For those unawares, Gravity‘s basic conceit involves a disaster that befalls the space shuttle Explorer, stranding medical engineer Ryan Stone (Sandra Bullock) and veteran astronaut Matt Kowalsky (George Clooney), alone in the cosmos with no way of communicating with mission control, no means of getting home, and a dwindling oxygen supply. And…that’s it. That’s all there is. Ninety minutes of airless tension, all carried out with Cuarón’s bravura filmmaking chops, and in 3D no less.
That’s probably the film’s big “what if”, but the last few years have proven what a good filmmaker can do with 3D technology.
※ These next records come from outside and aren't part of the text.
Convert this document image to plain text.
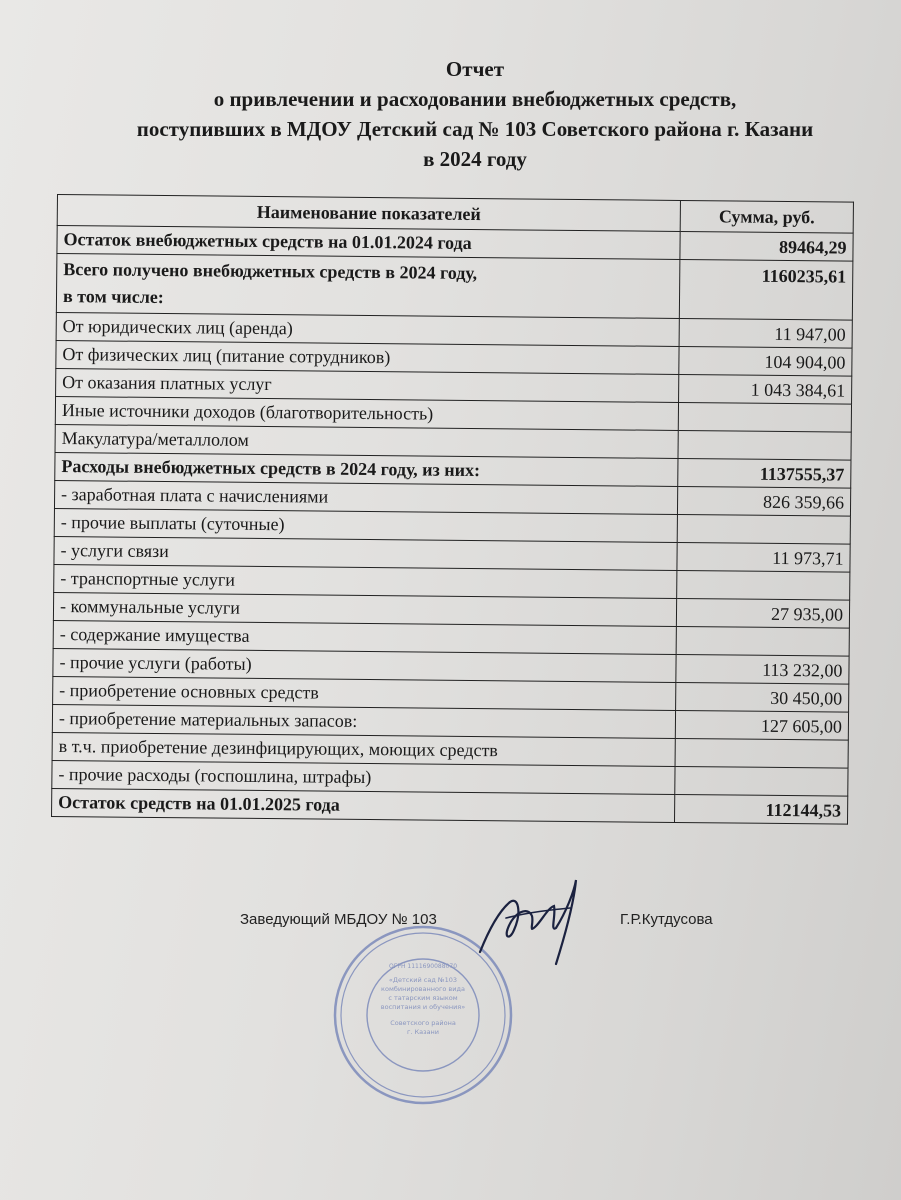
Отчет
о привлечении и расходовании внебюджетных средств,
поступивших в МДОУ Детский сад № 103 Советского района г. Казани
в 2024 году
Наименование показателей	Сумма, руб.
Остаток внебюджетных средств на 01.01.2024 года	89464,29

Всего получено внебюджетных средств в 2024 году,
в том числе:	1160235,61
От юридических лиц (аренда)	11 947,00
От физических лиц (питание сотрудников)	104 904,00
От оказания платных услуг	1 043 384,61
Иные источники доходов (благотворительность)	
Макулатура/металлолом	
Расходы внебюджетных средств в 2024 году, из них:	1137555,37
- заработная плата с начислениями	826 359,66
- прочие выплаты (суточные)	
- услуги связи	11 973,71
- транспортные услуги	
- коммунальные услуги	27 935,00
- содержание имущества	
- прочие услуги (работы)	113 232,00
- приобретение основных средств	30 450,00
- приобретение материальных запасов:	127 605,00
в т.ч. приобретение дезинфицирующих, моющих средств	
- прочие расходы (госпошлина, штрафы)	
Остаток средств на 01.01.2025 года	112144,53
Заведующий МБДОУ № 103	Г.Р.Кутдусова
«Детский сад №103
комбинированного вида
с татарским языком
воспитания и обучения»
Советского района
г. Казани
ОГРН 1111690088070
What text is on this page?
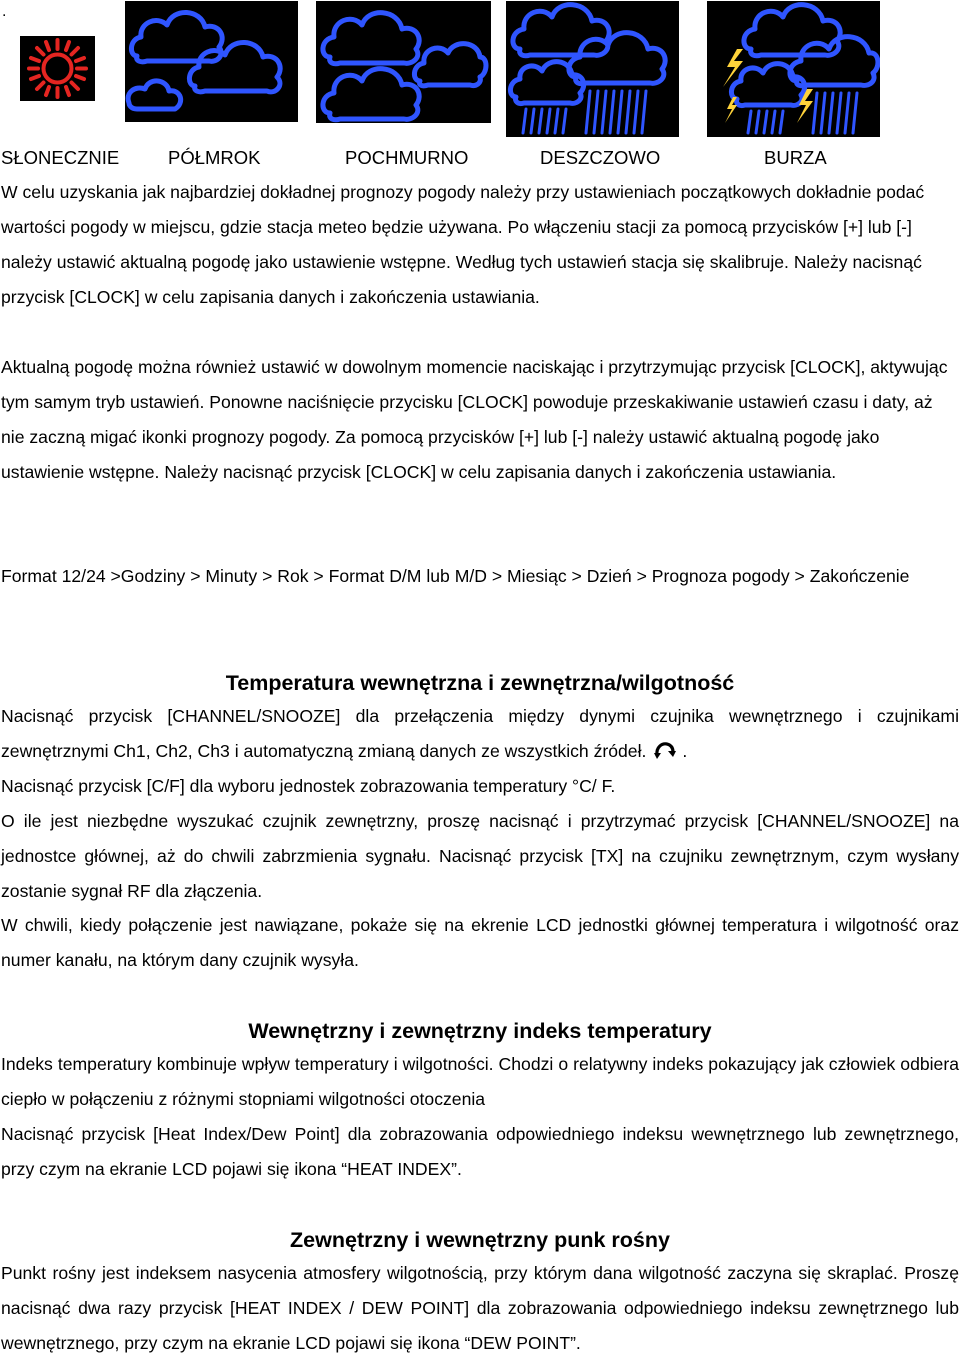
.
SŁONECZNIE	PÓŁMROK	POCHMURNO	DESZCZOWO	BURZA

W celu uzyskania jak najbardziej dokładnej prognozy pogody należy przy ustawieniach początkowych dokładnie podać wartości pogody w miejscu, gdzie stacja meteo będzie używana. Po włączeniu stacji za pomocą przycisków [+] lub [-] należy ustawić aktualną pogodę jako ustawienie wstępne. Według tych ustawień stacja się skalibruje. Należy nacisnąć przycisk [CLOCK] w celu zapisania danych i zakończenia ustawiania.

Aktualną pogodę można również ustawić w dowolnym momencie naciskając i przytrzymując przycisk [CLOCK], aktywując tym samym tryb ustawień. Ponowne naciśnięcie przycisku [CLOCK] powoduje przeskakiwanie ustawień czasu i daty, aż nie zaczną migać ikonki prognozy pogody. Za pomocą przycisków [+] lub [-] należy ustawić aktualną pogodę jako ustawienie wstępne. Należy nacisnąć przycisk [CLOCK] w celu zapisania danych i zakończenia ustawiania.

Format 12/24 >Godziny > Minuty > Rok > Format D/M lub M/D > Miesiąc > Dzień > Prognoza pogody > Zakończenie

Temperatura wewnętrzna i zewnętrzna/wilgotność

Nacisnąć przycisk [CHANNEL/SNOOZE] dla przełączenia między dynymi czujnika wewnętrznego i czujnikami zewnętrznymi Ch1, Ch2, Ch3 i automatyczną zmianą danych ze wszystkich źródeł. .

Nacisnąć przycisk [C/F] dla wyboru jednostek zobrazowania temperatury °C/ F.

O ile jest niezbędne wyszukać czujnik zewnętrzny, proszę nacisnąć i przytrzymać przycisk [CHANNEL/SNOOZE] na jednostce głównej, aż do chwili zabrzmienia sygnału. Nacisnąć przycisk [TX] na czujniku zewnętrznym, czym wysłany zostanie sygnał RF dla złączenia.

W chwili, kiedy połączenie jest nawiązane, pokaże się na ekrenie LCD jednostki głównej temperatura i wilgotność oraz numer kanału, na którym dany czujnik wysyła.

Wewnętrzny i zewnętrzny indeks temperatury

Indeks temperatury kombinuje wpływ temperatury i wilgotności. Chodzi o relatywny indeks pokazujący jak człowiek odbiera ciepło w połączeniu z różnymi stopniami wilgotności otoczenia

Nacisnąć przycisk [Heat Index/Dew Point] dla zobrazowania odpowiedniego indeksu wewnętrznego lub zewnętrznego, przy czym na ekranie LCD pojawi się ikona “HEAT INDEX”.

Zewnętrzny i wewnętrzny punk rośny

Punkt rośny jest indeksem nasycenia atmosfery wilgotnością, przy którym dana wilgotność zaczyna się skraplać. Proszę nacisnąć dwa razy przycisk [HEAT INDEX / DEW POINT] dla zobrazowania odpowiedniego indeksu zewnętrznego lub wewnętrznego, przy czym na ekranie LCD pojawi się ikona “DEW POINT”.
Cuarón’s certainly good – better than good – so there’s good reason to be curious over what he does with it, especially since James Cameron has come right out and hailed Gravity‘s artistic success with some pretty bold words. Here’s the direct quote from the man behind Avatar:
I was stunned, absolutely floored. I think it’s the best space photography ever done, I think it’s the best space film ever done, and it’s the movie I’ve been hungry to see for an awful long time
You can mull over that for a bit, though you won’t have to wait much longer to see if Cameron’s on-point or not: Gravity hits theaters October 4th, 2013.